The paper explained
PROBLEM:
Wolfram Syndrome (DIDMOAD) is an incurable disease characterized by a range of endocrine and neurological symptoms, including diabetes insipidus, diabetes mellitus, blindness due to optic atrophy and sensorineural deafness. Mutations in the genes encoding Wolframin (an endoplasmic reticulum protein involved in ion channel activity and the unfolded protein response) or Miner1 (a 2Fe‐2S cluster‐containing protein) lead to the development of DIDMOAD. Full understanding of DIDMOAD is hindered by limited insight into the role of Miner1 in the cell.
RESULTS:
We used fibroblasts immortalized from WT and Miner1 KO mouse embryos to elucidate the cellular processes impacted by Miner1. Deletion of Miner1 results in a more oxidized intracellular milieu, and this is associated with ER stress and the unfolded protein response, profound ER and mitochondrial Ca2+ dysregulation, and altered mitochondrial structure and function.
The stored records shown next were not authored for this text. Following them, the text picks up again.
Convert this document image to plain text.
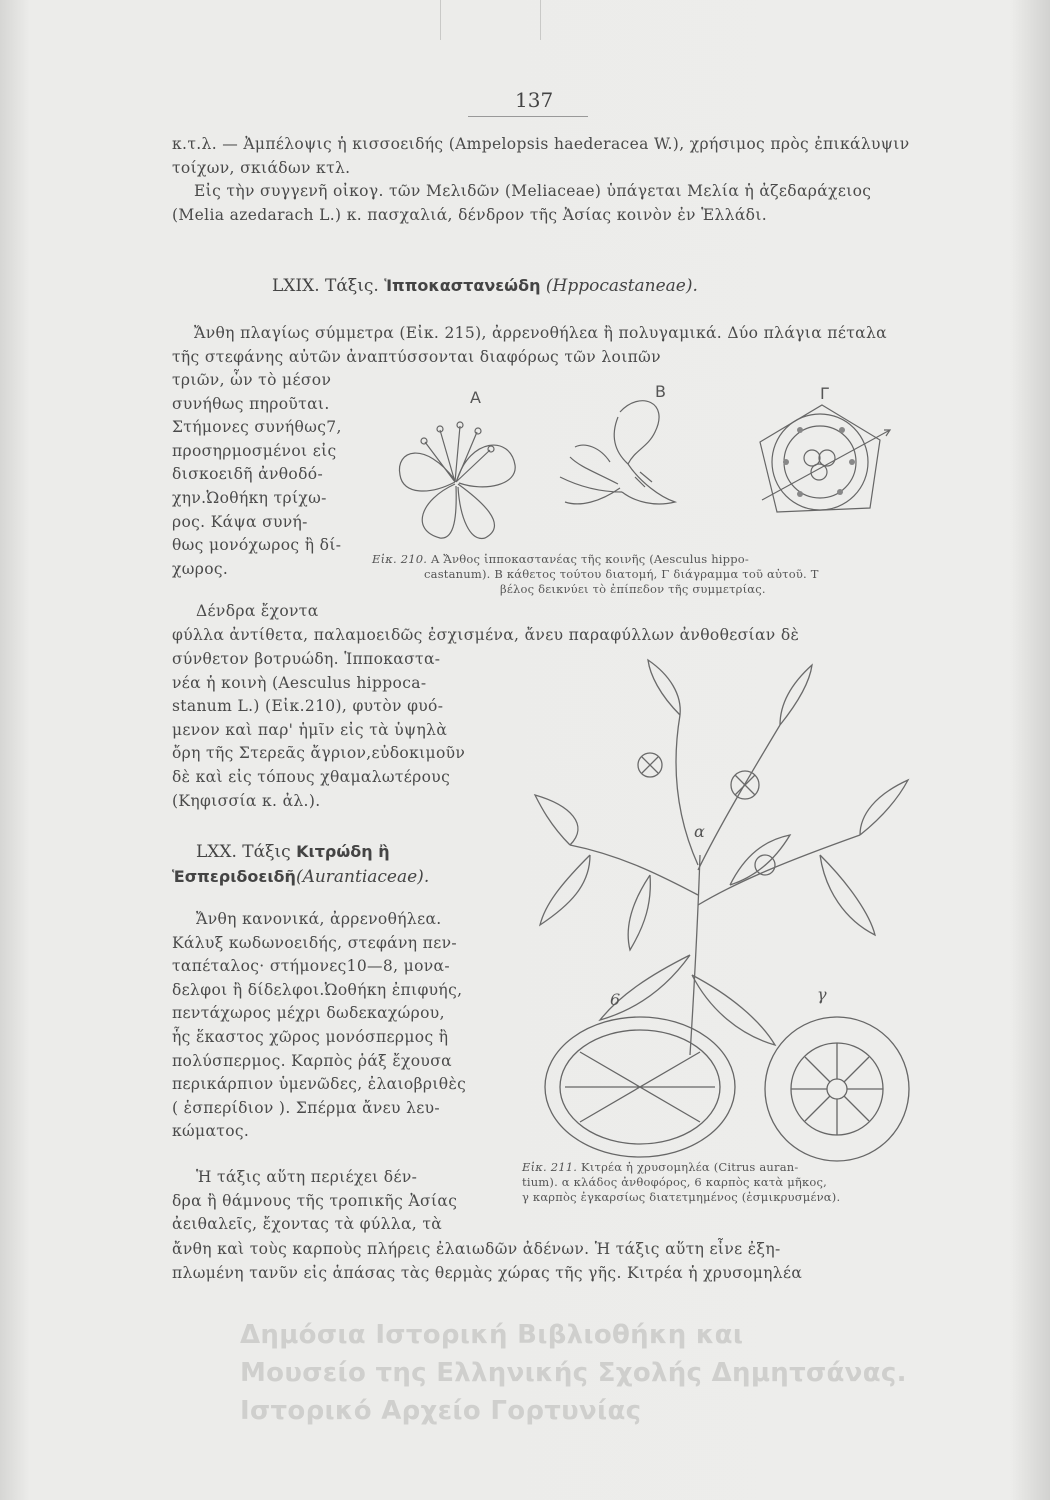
137

κ.τ.λ. — Ἀμπέλοψις ἡ κισσοειδής (Ampelopsis haederacea W.), χρήσιμος πρὸς ἐπικάλυψιν τοίχων, σκιάδων κτλ.

Εἰς τὴν συγγενῆ οἰκογ. τῶν Μελιδῶν (Meliaceae) ὑπάγεται Μελία ἡ ἀζεδαράχειος (Melia azedarach L.) κ. πασχαλιά, δένδρον τῆς Ἀσίας κοινὸν ἐν Ἑλλάδι.

LXIX. Τάξις. Ἱπποκαστανεώδη (Hppocastaneae).

Ἄνθη πλαγίως σύμμετρα (Εἰκ. 215), ἀρρενοθήλεα ἢ πολυγαμικά. Δύο πλάγια πέταλα τῆς στεφάνης αὐτῶν ἀναπτύσσονται διαφόρως τῶν λοιπῶν

τριῶν, ὧν τὸ μέσον

συνήθως πηροῦται.

Στήμονες συνήθως7,

προσηρμοσμένοι εἰς

δισκοειδῆ ἀνθοδό-

χην.Ὠοθήκη τρίχω-

ρος. Κάψα συνή-

θως μονόχωρος ἢ δί-

χωρος.

Δένδρα ἔχοντα

A	B	Γ
Εἰκ. 210. A Ἄνθος ἱπποκαστανέας τῆς κοινῆς (Aesculus hippo-
castanum). B κάθετος τούτου διατομή, Γ διάγραμμα τοῦ αὐτοῦ. Τ
βέλος δεικνύει τὸ ἐπίπεδον τῆς συμμετρίας.

φύλλα ἀντίθετα, παλαμοειδῶς ἐσχισμένα, ἄνευ παραφύλλων ἀνθοθεσίαν δὲ

σύνθετον βοτρυώδη. Ἱπποκαστα-

νέα ἡ κοινὴ (Aesculus hippoca-

stanum L.) (Εἰκ.210), φυτὸν φυό-

μενον καὶ παρ' ἡμῖν εἰς τὰ ὑψηλὰ

ὄρη τῆς Στερεᾶς ἄγριον,εὐδοκιμοῦν

δὲ καὶ εἰς τόπους χθαμαλωτέρους

(Κηφισσία κ. ἀλ.).

LXX. Τάξις Κιτρώδη ἢ
Ἑσπεριδοειδῆ(Aurantiaceae).

Ἄνθη κανονικά, ἀρρενοθήλεα.

Κάλυξ κωδωνοειδής, στεφάνη πεν-

ταπέταλος· στήμονες10—8, μονα-

δελφοι ἢ δίδελφοι.Ὠοθήκη ἐπιφυής,

πεντάχωρος μέχρι δωδεκαχώρου,

ἧς ἕκαστος χῶρος μονόσπερμος ἢ

πολύσπερμος. Καρπὸς ῥάξ ἔχουσα

περικάρπιον ὑμενῶδες, ἐλαιοβριθὲς

( ἑσπερίδιον ). Σπέρμα ἄνευ λευ-

κώματος.

Ἡ τάξις αὕτη περιέχει δέν-

δρα ἢ θάμνους τῆς τροπικῆς Ἀσίας

ἀειθαλεῖς, ἔχοντας τὰ φύλλα, τὰ

α
6	γ
Εἰκ. 211. Κιτρέα ἡ χρυσομηλέα (Citrus auran-
tium). α κλάδος ἀνθοφόρος, 6 καρπὸς κατὰ μῆκος,
γ καρπὸς ἐγκαρσίως διατετμημένος (ἐσμικρυσμένα).

ἄνθη καὶ τοὺς καρποὺς πλήρεις ἐλαιωδῶν ἀδένων. Ἡ τάξις αὕτη εἶνε ἐξη-

πλωμένη τανῦν εἰς ἁπάσας τὰς θερμὰς χώρας τῆς γῆς. Κιτρέα ἡ χρυσομηλέα

Δημόσια Ιστορική Βιβλιοθήκη και
Μουσείο της Ελληνικής Σχολής Δημητσάνας.
Ιστορικό Αρχείο Γορτυνίας
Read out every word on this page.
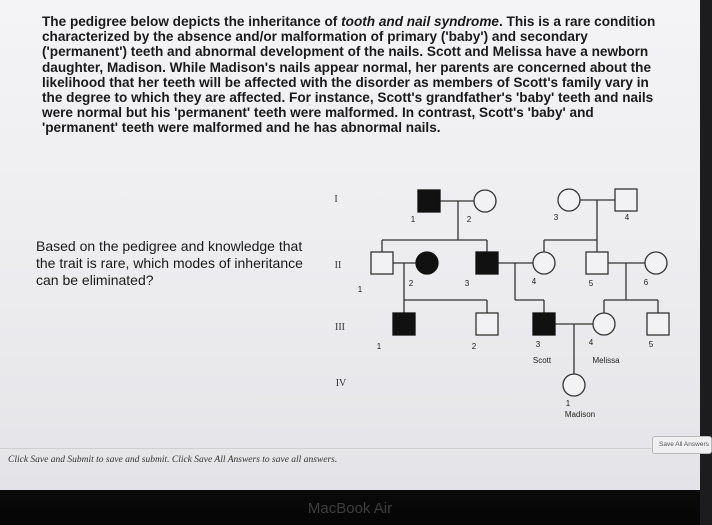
The pedigree below depicts the inheritance of tooth and nail syndrome. This is a rare condition characterized by the absence and/or malformation of primary ('baby') and secondary ('permanent') teeth and abnormal development of the nails. Scott and Melissa have a newborn daughter, Madison. While Madison's nails appear normal, her parents are concerned about the likelihood that her teeth will be affected with the disorder as members of Scott's family vary in the degree to which they are affected. For instance, Scott's grandfather's 'baby' teeth and nails were normal but his 'permanent' teeth were malformed. In contrast, Scott's 'baby' and 'permanent' teeth were malformed and he has abnormal nails.

Based on the pedigree and knowledge that the trait is rare, which modes of inheritance can be eliminated?

I
II
III
IV
1	2	3	4
1
2	3	4	5	6
1	2	3	4	5
1
Scott	Melissa
Madison
Click Save and Submit to save and submit. Click Save All Answers to save all answers.
Save All Answers
MacBook Air
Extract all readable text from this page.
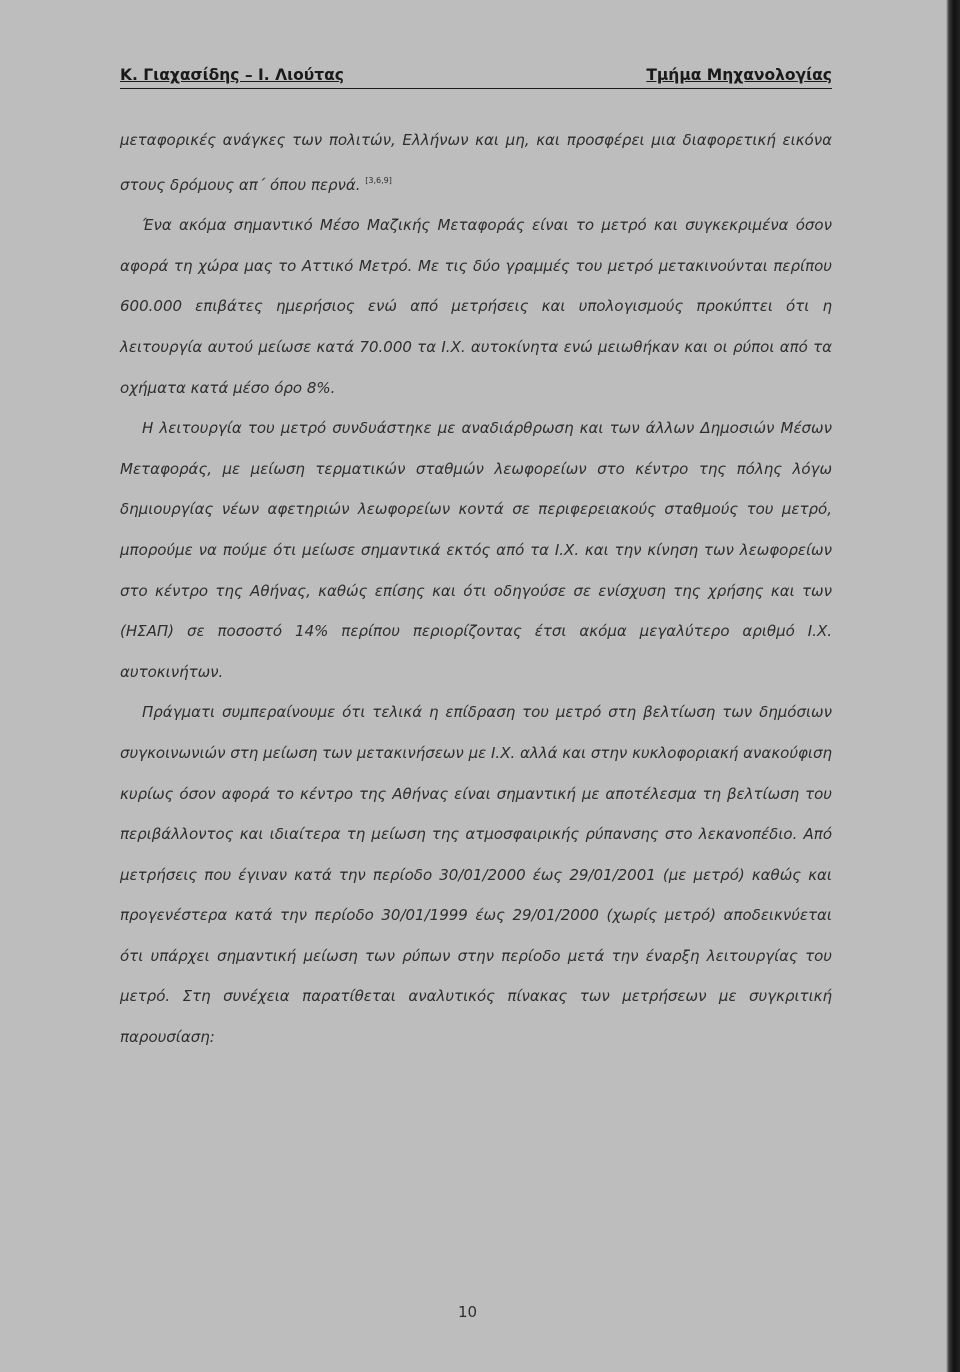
Κ. Γιαχασίδης – Ι. Λιούτας	Τμήμα Μηχανολογίας

μεταφορικές ανάγκες των πολιτών, Ελλήνων και μη, και προσφέρει μια διαφορετική εικόνα στους δρόμους απ΄ όπου περνά. [3,6,9]

Ένα ακόμα σημαντικό Μέσο Μαζικής Μεταφοράς είναι το μετρό και συγκεκριμένα όσον αφορά τη χώρα μας το Αττικό Μετρό. Με τις δύο γραμμές του μετρό μετακινούνται περίπου 600.000 επιβάτες ημερήσιος ενώ από μετρήσεις και υπολογισμούς προκύπτει ότι η λειτουργία αυτού μείωσε κατά 70.000 τα Ι.Χ. αυτοκίνητα ενώ μειωθήκαν και οι ρύποι από τα οχήματα κατά μέσο όρο 8%.

Η λειτουργία του μετρό συνδυάστηκε με αναδιάρθρωση και των άλλων Δημοσιών Μέσων Μεταφοράς, με μείωση τερματικών σταθμών λεωφορείων στο κέντρο της πόλης λόγω δημιουργίας νέων αφετηριών λεωφορείων κοντά σε περιφερειακούς σταθμούς του μετρό, μπορούμε να πούμε ότι μείωσε σημαντικά εκτός από τα Ι.Χ. και την κίνηση των λεωφορείων στο κέντρο της Αθήνας, καθώς επίσης και ότι οδηγούσε σε ενίσχυση της χρήσης και των (ΗΣΑΠ) σε ποσοστό 14% περίπου περιορίζοντας έτσι ακόμα μεγαλύτερο αριθμό Ι.Χ. αυτοκινήτων.

Πράγματι συμπεραίνουμε ότι τελικά η επίδραση του μετρό στη βελτίωση των δημόσιων συγκοινωνιών στη μείωση των μετακινήσεων με Ι.Χ. αλλά και στην κυκλοφοριακή ανακούφιση κυρίως όσον αφορά το κέντρο της Αθήνας είναι σημαντική με αποτέλεσμα τη βελτίωση του περιβάλλοντος και ιδιαίτερα τη μείωση της ατμοσφαιρικής ρύπανσης στο λεκανοπέδιο. Από μετρήσεις που έγιναν κατά την περίοδο 30/01/2000 έως 29/01/2001 (με μετρό) καθώς και προγενέστερα κατά την περίοδο 30/01/1999 έως 29/01/2000 (χωρίς μετρό) αποδεικνύεται ότι υπάρχει σημαντική μείωση των ρύπων στην περίοδο μετά την έναρξη λειτουργίας του μετρό. Στη συνέχεια παρατίθεται αναλυτικός πίνακας των μετρήσεων με συγκριτική παρουσίαση:

10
Importantly, treatment with the sulphydryl anti‐oxidant N‐acetyl cysteine ameliorates many of the mitochondrial and ER‐stress related anomalies observed in the Miner1 KO cells.
IMPACT:
Our studies form the basis of a paradigm for the function of Miner1 and provide novel mechanistic insights into the underlying pathology of DIDMOAD. These experiments strongly suggest that oxidative stress lies at the root of the ER and mitochondrial changes caused by Miner1 deficiency, and importantly that sulphydryl anti‐oxidant treatment could be a rational therapeutic approach for treating this syndrome.
INTRODUCTION
Wolfram Syndrome (DIDMOAD) is an incurable disease characterized by a range of endocrine and neurological symptoms, including diabetes insipidus, diabetes mellitus, blindness due to optic atrophy and sensorineural deafness. Wolfram Syndrome is also associated with an increased incidence of psychiatric disorders and a significantly shortened life span, averaging only 30 years (Barrett et al,
1995; Strom et al,
1998). Two unrelated genes have been shown to be mutated in Wolfram Syndrome (Amr et al,
2007; Sam et al,
2001). These genes, originally designated as
WFS1 and
WFS2, have since been demonstrated to encode the Wolframin and Miner1 proteins.
Mutations in Wolframin (
WFS1), the first gene linked to Wolfram Syndrome, are responsible for the majority of Wolfram Syndrome cases. Recently, single nucleotide polymorphisms (SNPs) of the
WFS1 gene have also been implicated in the pathogenesis of type 2 diabetes (Wasson & Permutt,
2008).
WFS1 encodes a 100 kDa integral membrane protein of the ER that lacks known catalytic domains (Hofmann,
2003). Although there is some evidence that WFS1 is involved in Ca
2+ homeostasis and influences the stability of the ER stress sensor ATF6 (Fonseca et al,
2010; Osman,
2003; Takei et al,
2006), the exact function of WFS1, its regulation, and the molecular mechanisms linking its function to Wolfram Syndrome and type 2 diabetes are far from resolved.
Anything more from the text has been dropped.